The number of measles cases in California is rising. Seventy-nine people in the state are now known to be infected, 52 of them directly linked to Disney theme parks. 

Measles can be transmitted much like the common cold. But you can catch it by breathing the air where an infected person has been as long as two hours ago.

"I would say it’s one of the most contagious diseases known to mankind," says Dean Blumberg, chief of pediatric infectious disease at UC Davis.

He says almost all recent outbreaks of measles in California have involved kids whose parents have opted out of the vaccine for personal beliefs.

He says even though more than 90 percent of kindergartners were vaccinated this school year, that's just a statewide average.
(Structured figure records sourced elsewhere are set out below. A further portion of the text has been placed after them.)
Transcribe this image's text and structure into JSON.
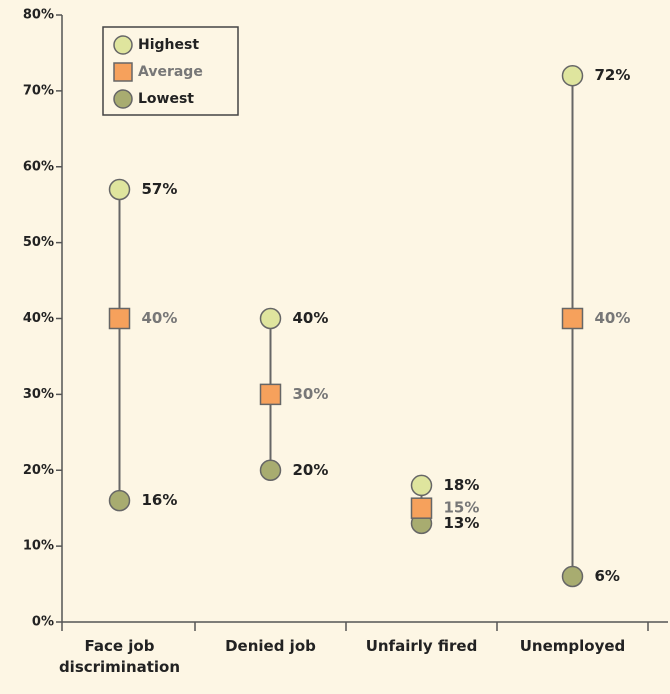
{
  "chart_data": {
    "type": "dot-range",
    "categories": [
      "Face job discrimination",
      "Denied job",
      "Unfairly fired",
      "Unemployed"
    ],
    "series": [
      {
        "name": "Highest",
        "color": "#dfe59e",
        "values": [
          57,
          40,
          18,
          72
        ],
        "value_labels": [
          "57%",
          "40%",
          "18%",
          "72%"
        ]
      },
      {
        "name": "Average",
        "color": "#f6a15c",
        "values": [
          40,
          30,
          15,
          40
        ],
        "value_labels": [
          "40%",
          "30%",
          "15%",
          "40%"
        ]
      },
      {
        "name": "Lowest",
        "color": "#a8ac70",
        "values": [
          16,
          20,
          13,
          6
        ],
        "value_labels": [
          "16%",
          "20%",
          "13%",
          "6%"
        ]
      }
    ],
    "ylim": [
      0,
      80
    ],
    "yticks": [
      {
        "value": 0,
        "label": "0%"
      },
      {
        "value": 10,
        "label": "10%"
      },
      {
        "value": 20,
        "label": "20%"
      },
      {
        "value": 30,
        "label": "30%"
      },
      {
        "value": 40,
        "label": "40%"
      },
      {
        "value": 50,
        "label": "50%"
      },
      {
        "value": 60,
        "label": "60%"
      },
      {
        "value": 70,
        "label": "70%"
      },
      {
        "value": 80,
        "label": "80%"
      }
    ],
    "legend": "top-left"
  }
}
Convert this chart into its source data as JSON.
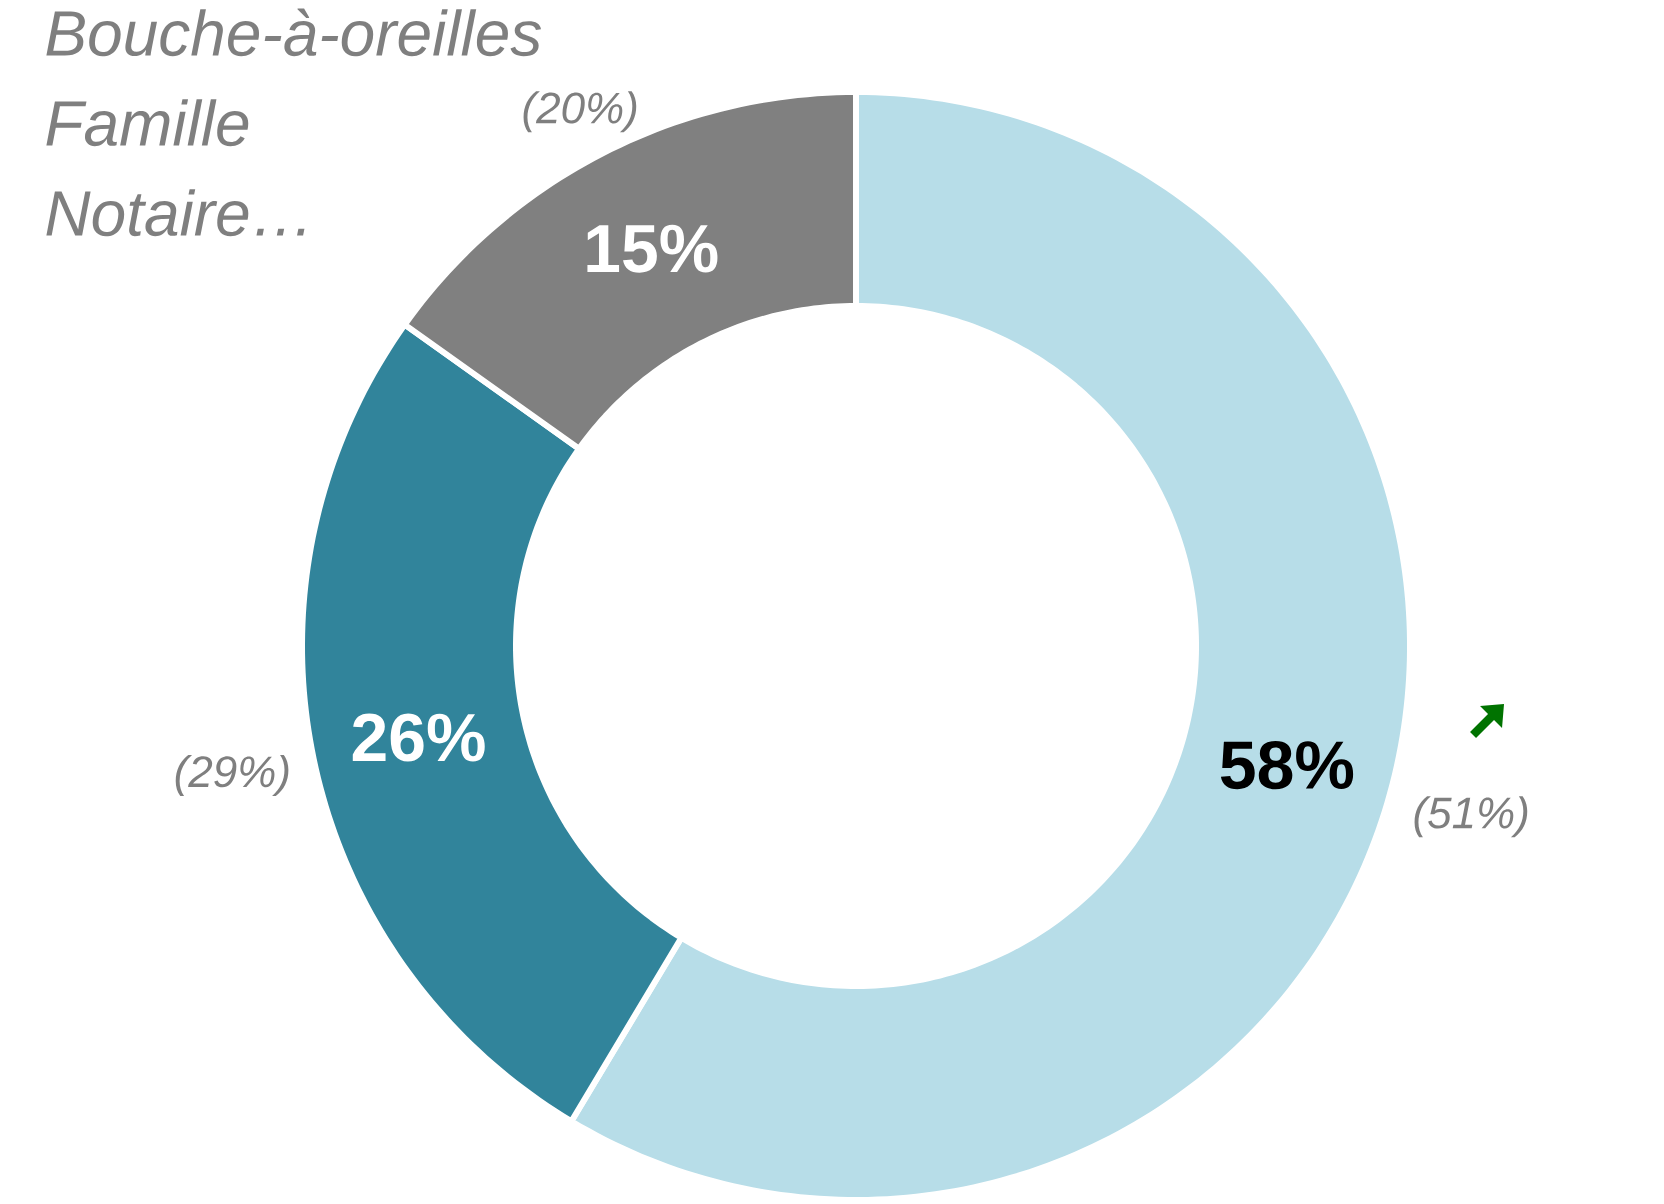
{
  "chart_data": {
    "type": "donut",
    "categories": [
      null,
      null,
      "Bouche-à-oreilles Famille Notaire…"
    ],
    "values": [
      58,
      26,
      15
    ],
    "colors": [
      "#b7dde8",
      "#31849b",
      "#808080"
    ],
    "data_labels": true,
    "value_labels": [
      "58%",
      "26%",
      "15%"
    ],
    "annotations": [
      "(51%)",
      "(29%)",
      "(20%)"
    ]
  }
}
"Within communities such as school, you can get very high rates of personal belief exemption, and for measles, you need somewhere between 93 to 94 percent overall immunity to prevent further transmission, you can imagine if you have a school that has 10 percent or 20 percent personal belief exemptions, that really creates the conditions for which you can get continuing transmission," says Blumberg.

People who support personal belief exemptions from vaccinations question the safety of the shots, and say they have the right to make educated, voluntary choices. 

Meanwhile, the Sacramento County Department of Health and Human Services confirmed this week that it has been testing two suspected cases of measles. Results in one case have come back negative.

The Sacramento Bee reports that another potential measles case in Sacramento County is being tested at the state lab.